The point is not that embeddings magically solve ontology. The point is that they provide a substrate where ontology work becomes more interactive and more data-driven: you can explore the landscape, not just edit the dictionary.
The CLIP-shaped future: alignment between proteins and everything else
CLIP’s most transformative feature was alignment across modalities: a shared space where text and images can talk to each other. For proteins, the analogous dream is a shared space that aligns sequence with structure, function descriptions, reactions, ligands, and even phenotypes.
If you can embed a protein sequence and also embed a textual description like “serine protease involved in coagulation,” then you get something ontology-like almost for free: you can query proteins with language, retrieve candidates, and see where descriptions land in protein space. If you can embed ligands and reactions, you can query by chemistry. If you can embed phenotypes, you can connect genotype to organism-level outcomes.
That’s not a solved problem. It’s also not science fiction. The pattern—contrastive alignment across modalities—is known. The hard part is the biology: the labels are noisier, context matters more, and “ground truth” is often incomplete. Still, the shape of the opportunity is clear: an embedding space can become a hub where disparate biological data attach and become jointly searchable.
So, why call it an ontology at all?
Because ontologies are ultimately about making knowledge usable. They let you ask questions at scale: “What else is like this?” “What category does this belong to?” “What properties tend to co-occur?” “Where are the gaps?” “What should I study next?”
Protein language model embeddings can help answer those questions in a way that fits the modern data regime: millions of proteins, sparse labels, constant discovery, and biology that refuses to stay in crisp boxes. They offer a map that can be browsed, searched, and refined. They won’t replace curated ontologies—those are the names and definitions we use to communicate. But they can supply the geometry underneath: the continuous structure that curated terms gesture toward.

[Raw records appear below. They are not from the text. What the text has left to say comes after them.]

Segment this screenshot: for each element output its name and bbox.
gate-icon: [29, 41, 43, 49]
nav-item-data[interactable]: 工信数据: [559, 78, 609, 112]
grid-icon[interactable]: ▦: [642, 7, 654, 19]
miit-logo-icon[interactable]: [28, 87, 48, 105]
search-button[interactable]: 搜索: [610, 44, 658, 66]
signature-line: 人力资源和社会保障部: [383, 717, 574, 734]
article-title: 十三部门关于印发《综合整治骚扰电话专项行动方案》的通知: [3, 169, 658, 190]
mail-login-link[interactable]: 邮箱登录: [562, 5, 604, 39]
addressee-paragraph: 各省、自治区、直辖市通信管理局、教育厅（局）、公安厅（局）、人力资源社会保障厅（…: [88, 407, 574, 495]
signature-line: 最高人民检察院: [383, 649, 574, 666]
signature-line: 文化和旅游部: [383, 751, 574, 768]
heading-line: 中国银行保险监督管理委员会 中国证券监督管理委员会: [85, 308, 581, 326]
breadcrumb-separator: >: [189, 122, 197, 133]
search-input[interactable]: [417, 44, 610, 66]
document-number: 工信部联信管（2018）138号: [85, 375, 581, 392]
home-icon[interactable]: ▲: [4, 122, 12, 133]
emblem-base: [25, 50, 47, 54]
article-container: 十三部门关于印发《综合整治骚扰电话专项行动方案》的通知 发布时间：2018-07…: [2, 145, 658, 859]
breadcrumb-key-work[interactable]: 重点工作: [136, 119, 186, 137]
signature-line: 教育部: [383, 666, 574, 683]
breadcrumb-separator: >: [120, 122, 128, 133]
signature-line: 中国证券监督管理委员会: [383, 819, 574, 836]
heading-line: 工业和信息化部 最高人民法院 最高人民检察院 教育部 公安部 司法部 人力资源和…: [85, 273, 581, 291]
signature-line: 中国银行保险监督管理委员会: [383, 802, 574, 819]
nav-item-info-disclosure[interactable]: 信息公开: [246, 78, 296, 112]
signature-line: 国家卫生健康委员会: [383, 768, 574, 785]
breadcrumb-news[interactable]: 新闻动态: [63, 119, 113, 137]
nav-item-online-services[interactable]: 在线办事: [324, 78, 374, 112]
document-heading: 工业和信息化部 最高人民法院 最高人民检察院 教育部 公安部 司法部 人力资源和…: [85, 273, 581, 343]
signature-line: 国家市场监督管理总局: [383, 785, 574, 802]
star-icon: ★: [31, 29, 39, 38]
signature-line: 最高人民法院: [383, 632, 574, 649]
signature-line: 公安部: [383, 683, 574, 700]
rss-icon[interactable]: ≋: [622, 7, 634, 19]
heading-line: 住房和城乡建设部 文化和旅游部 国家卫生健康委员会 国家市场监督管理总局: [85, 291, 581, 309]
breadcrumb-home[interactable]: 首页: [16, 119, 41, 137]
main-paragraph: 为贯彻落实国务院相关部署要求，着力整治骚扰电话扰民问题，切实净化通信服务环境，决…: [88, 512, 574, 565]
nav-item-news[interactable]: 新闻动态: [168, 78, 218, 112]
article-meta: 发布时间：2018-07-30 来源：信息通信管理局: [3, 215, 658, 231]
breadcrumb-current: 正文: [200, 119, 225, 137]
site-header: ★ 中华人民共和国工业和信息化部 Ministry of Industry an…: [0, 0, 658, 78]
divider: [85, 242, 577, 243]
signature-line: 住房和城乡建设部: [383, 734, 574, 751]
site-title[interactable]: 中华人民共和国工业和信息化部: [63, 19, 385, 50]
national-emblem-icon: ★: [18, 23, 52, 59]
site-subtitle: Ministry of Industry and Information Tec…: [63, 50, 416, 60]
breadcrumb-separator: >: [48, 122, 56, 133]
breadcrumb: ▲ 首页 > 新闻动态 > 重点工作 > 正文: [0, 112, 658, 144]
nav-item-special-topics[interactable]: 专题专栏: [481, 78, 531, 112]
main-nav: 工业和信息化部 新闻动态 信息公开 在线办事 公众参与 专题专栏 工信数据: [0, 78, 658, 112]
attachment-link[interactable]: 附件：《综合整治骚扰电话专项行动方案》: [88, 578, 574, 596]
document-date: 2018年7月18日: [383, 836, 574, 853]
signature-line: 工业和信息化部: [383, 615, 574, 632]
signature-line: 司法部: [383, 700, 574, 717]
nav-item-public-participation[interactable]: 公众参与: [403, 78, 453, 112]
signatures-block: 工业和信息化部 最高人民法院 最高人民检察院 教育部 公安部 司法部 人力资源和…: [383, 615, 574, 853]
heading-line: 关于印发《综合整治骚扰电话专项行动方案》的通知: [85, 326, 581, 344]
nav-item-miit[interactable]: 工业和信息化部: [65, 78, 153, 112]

If word2vec made it natural to search among words by meaning, and CLIP made it natural to search among images by concept, then protein embeddings hint at a future where we can search among proteins by biology—not just by alignment, not just by labels, but by position in a learned landscape shaped by evolution.
The promise is not perfection. The promise is leverage: a new coordinate system that lets us navigate the protein universe with the same ease we now navigate text and images.
Footnotes
- When people say “protein language model,” they typically mean transformer-style models trained on massive protein sequence corpora with self-supervised objectives (masked-token prediction, next-token prediction, or variants). Different training choices change what the embedding space emphasizes.
- “Ontology tool” here is intentionally pragmatic: a representation that supports organizing and retrieving proteins in ways that are stable enough to build workflows on, even if the representation itself is not a formal symbolic ontology.